Otro de los comportamientos cuestionables del gobierno es salir a decir que se presentan presupuestos “a la baja” por primera vez en la historia del país, cuando esos presupuestos ordinarios vienen acompañados de una lista casi interminable de presupuestos extraordinarios, que más que extraordinarios se terminan convirtiendo en una excusa para el gasto ordinario. Esta semana logramos ver ese ejemplo muy claro en la gran reprimenda ejercida por la Contraloría General de la República a los personeros del Ministerio de Justicia, quienes desde marzo del año pasado intentaron una contratación administrativa para las “tobilleras” de las personas con beneficios de ejecución condicional de la pena, siendo que el ministerio no incluyó dentro de la presupuestación ordinaria la contratación, y luego sin contenido presupuestario intentaron llevar a cabo la contratación, en lo que pareciera una jugarreta para mantener su presupuesto ordinario anómalamente bajo, siendo que este comportamiento se repite en casi todas las instituciones públicas, así es como se ha financiado la capitalización del fideicomiso para la carretera San José-San Ramón, con el fin de diluir la información de una manera que tengan poco control legislativo.

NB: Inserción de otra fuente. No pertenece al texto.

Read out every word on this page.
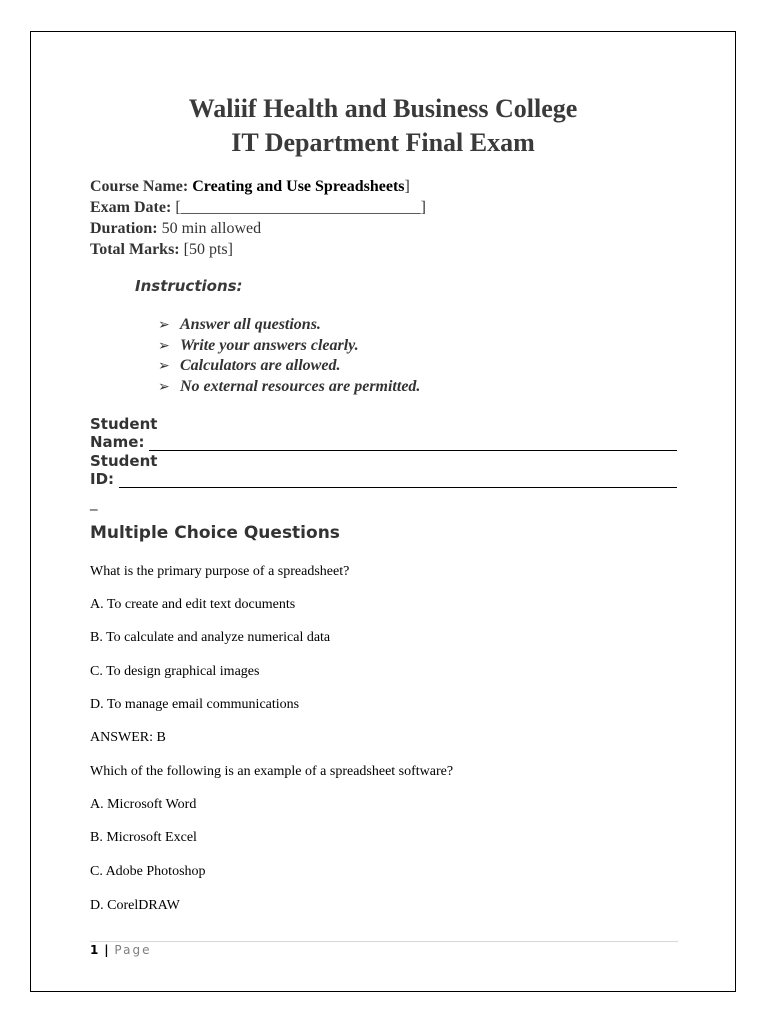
Waliif Health and Business College
IT Department Final Exam
Course Name: Creating and Use Spreadsheets]
Exam Date: [______________________________]
Duration: 50 min allowed
Total Marks: [50 pts]
Instructions:
➢ Answer all questions.
➢ Write your answers clearly.
➢ Calculators are allowed.
➢ No external resources are permitted.
Student
Name:
Student
ID:
_
Multiple Choice Questions
What is the primary purpose of a spreadsheet?
A. To create and edit text documents
B. To calculate and analyze numerical data
C. To design graphical images
D. To manage email communications
ANSWER: B
Which of the following is an example of a spreadsheet software?
A. Microsoft Word
B. Microsoft Excel
C. Adobe Photoshop
D. CorelDRAW
1 | Page
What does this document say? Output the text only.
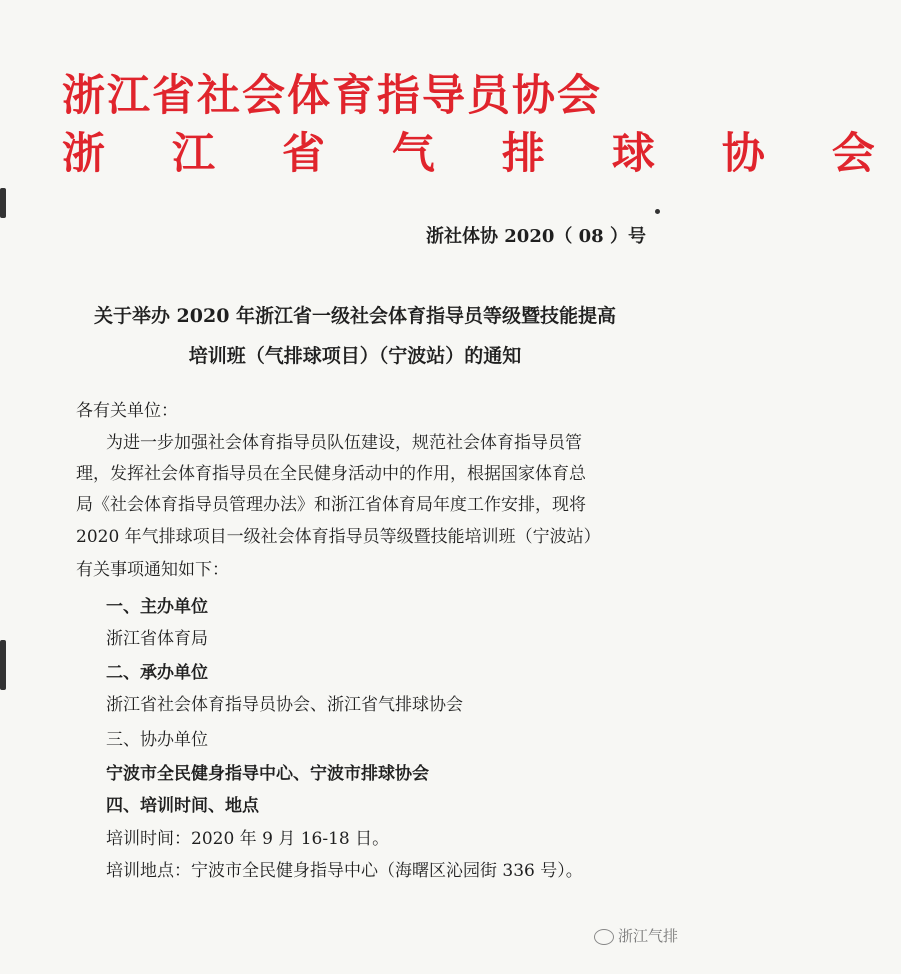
浙江省社会体育指导员协会
浙 江 省 气 排 球 协 会
浙社体协 2020（ 08 ）号
关于举办 2020 年浙江省一级社会体育指导员等级暨技能提高
培训班（气排球项目）（宁波站）的通知
各有关单位：
为进一步加强社会体育指导员队伍建设，规范社会体育指导员管
理，发挥社会体育指导员在全民健身活动中的作用，根据国家体育总
局《社会体育指导员管理办法》和浙江省体育局年度工作安排，现将
2020 年气排球项目一级社会体育指导员等级暨技能培训班（宁波站）
有关事项通知如下：
一、主办单位
浙江省体育局
二、承办单位
浙江省社会体育指导员协会、浙江省气排球协会
三、协办单位
宁波市全民健身指导中心、宁波市排球协会
四、培训时间、地点
培训时间：2020 年 9 月 16-18 日。
培训地点：宁波市全民健身指导中心（海曙区沁园街 336 号）。
浙江气排
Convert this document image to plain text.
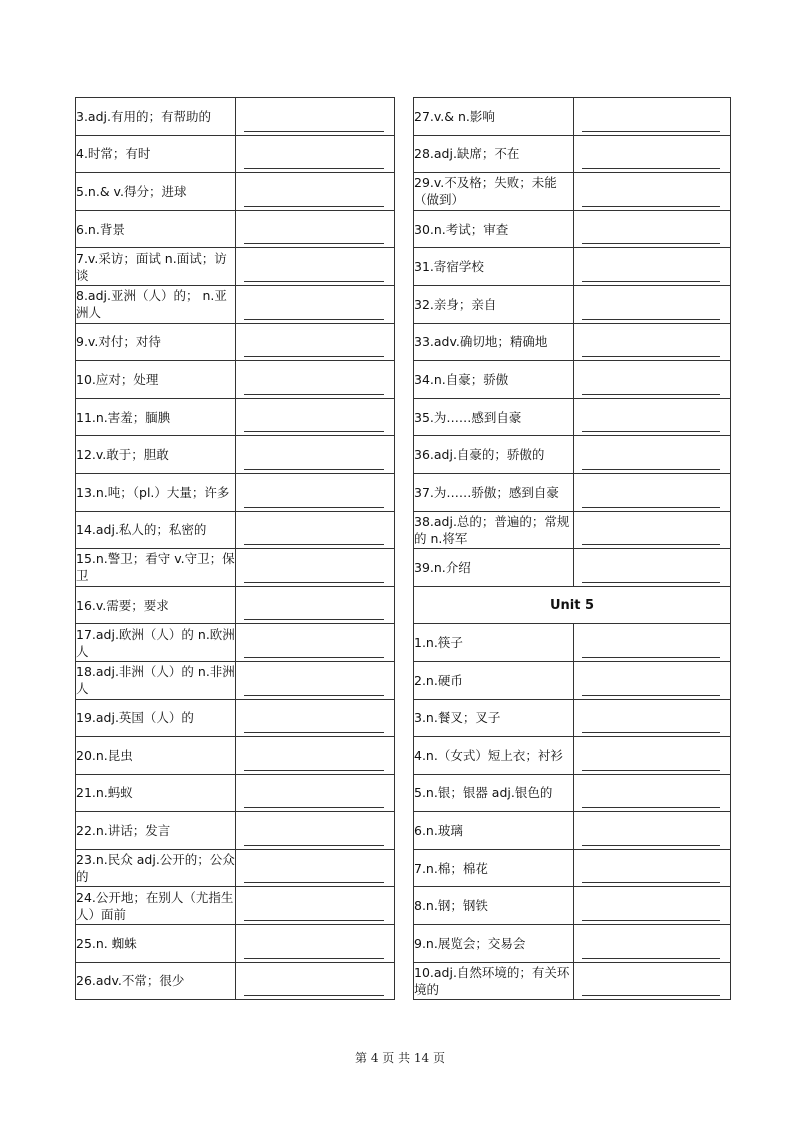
3.adj.有用的；有帮助的	

4.时常；有时	

5.n.& v.得分；进球	

6.n.背景	

7.v.采访；面试 n.面试；访谈	

8.adj.亚洲（人）的； n.亚洲人	

9.v.对付；对待	

10.应对；处理	

11.n.害羞；腼腆	

12.v.敢于；胆敢	

13.n.吨；（pl.）大量；许多	

14.adj.私人的；私密的	

15.n.警卫；看守 v.守卫；保卫	

16.v.需要；要求	

17.adj.欧洲（人）的 n.欧洲人	

18.adj.非洲（人）的 n.非洲人	

19.adj.英国（人）的	

20.n.昆虫	

21.n.蚂蚁	

22.n.讲话；发言	

23.n.民众 adj.公开的；公众的	

24.公开地；在别人（尤指生人）面前	

25.n. 蜘蛛	

26.adv.不常；很少	
27.v.& n.影响	

28.adj.缺席；不在	

29.v.不及格；失败；未能（做到）	

30.n.考试；审查	

31.寄宿学校	

32.亲身；亲自	

33.adv.确切地；精确地	

34.n.自豪；骄傲	

35.为……感到自豪	

36.adj.自豪的；骄傲的	

37.为……骄傲；感到自豪	

38.adj.总的；普遍的；常规的 n.将军	

39.n.介绍	

Unit 5	
1.n.筷子	

2.n.硬币	

3.n.餐叉；叉子	

4.n.（女式）短上衣；衬衫	

5.n.银；银器 adj.银色的	

6.n.玻璃	

7.n.棉；棉花	

8.n.钢；钢铁	

9.n.展览会；交易会	

10.adj.自然环境的；有关环境的	
第 4 页 共 14 页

Lo más preocupante de esta “nueva” forma de hacer política es que, al institucionalizar la mentira como medio de obtención de gollerías con nulo control, vemos como la corrupción se ha institucionalizado, y hasta en lo más álgido de la afectación por la pandemia, pareciera que algunos funcionarios utilizaron esto a su favor en contrataciones millonarias que solo los beneficiaron a ellos mismos.


Las mentiras del Ejecutivo llegan al punto de justificar la existencia de instituciones públicas caras e ineficientes, con tal de mantener todo estático. Así vemos al Estado justificar la existencia de Recope, del CNP, de Racsa, mediante afirmaciones que solo sirven para protegerse a sí mismos, y nunca al contribuyente que paga por ellas. Lo peor es que mientras nuestra sociedad acepte estas mentiras, no podemos ser capaces de mejorar nuestra sociedad y eliminar algo del Estado que nos quita dinero, tiempo y bienestar.